In a first, researchers have developed a handheld detector that can perform chemical analyses and transmit results to a cloud database from even low-end mobile phones.
The detector could one day enable a wide range of tests - such as those for toxic metals in drinking water, blood glucose or electrolyte levels in humans, or malaria infections - at low cost, its developers said in a Nature report.
The device, called the "universal mobile electrochemical detector" (uMED), costs nearly $25 to manufacture.
Its 3.7-V lithium polymer battery can go on for months or even years on a single charge.
"All that is required is to insert the strip, select the test, apply the sample and place a phone call," said George Whitesides from Harvard University in Cambridge, Massachusetts.
Its testing equipment includes three electrodes and a small sample well for fluids.

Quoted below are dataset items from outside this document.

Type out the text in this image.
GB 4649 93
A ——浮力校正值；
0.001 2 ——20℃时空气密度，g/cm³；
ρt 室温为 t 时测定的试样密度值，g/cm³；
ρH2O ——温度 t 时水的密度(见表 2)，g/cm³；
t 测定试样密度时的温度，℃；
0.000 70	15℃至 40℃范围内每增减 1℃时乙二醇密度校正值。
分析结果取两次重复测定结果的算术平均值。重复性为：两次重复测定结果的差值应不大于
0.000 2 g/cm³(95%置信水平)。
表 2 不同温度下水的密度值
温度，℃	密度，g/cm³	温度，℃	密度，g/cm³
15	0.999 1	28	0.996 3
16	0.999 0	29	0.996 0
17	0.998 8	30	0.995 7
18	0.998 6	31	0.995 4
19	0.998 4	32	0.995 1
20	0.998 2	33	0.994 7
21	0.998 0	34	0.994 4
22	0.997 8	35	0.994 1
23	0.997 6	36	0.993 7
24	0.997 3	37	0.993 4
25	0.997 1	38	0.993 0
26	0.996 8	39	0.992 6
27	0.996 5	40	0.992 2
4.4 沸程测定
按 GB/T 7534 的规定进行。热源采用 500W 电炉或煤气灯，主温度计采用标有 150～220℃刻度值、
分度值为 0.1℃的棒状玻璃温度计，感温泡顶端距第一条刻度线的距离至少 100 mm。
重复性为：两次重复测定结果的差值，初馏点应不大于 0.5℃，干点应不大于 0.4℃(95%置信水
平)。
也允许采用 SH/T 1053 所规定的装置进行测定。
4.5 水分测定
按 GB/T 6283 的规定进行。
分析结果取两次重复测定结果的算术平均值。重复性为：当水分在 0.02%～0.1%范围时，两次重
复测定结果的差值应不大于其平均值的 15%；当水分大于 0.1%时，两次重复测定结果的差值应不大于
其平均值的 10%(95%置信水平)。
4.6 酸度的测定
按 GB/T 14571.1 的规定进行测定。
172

The data that the uMed collects can be transmitted by plugging it into a cellular phone's headphone jack; the device is compatible with most phones and all network types, researchers added.
Most existing devices that allow mobile collection and transmission of health data are expensive and limited in their application as they require smartphones and 3G or 4G data networks.
"Nearly three billion people worldwide have low-end cellphones and are connected to networks using older technology. This device is compatible with any phone or network," Whitesides explained.
The paper appeared in the journal Proceedings of the National Academy of Sciences.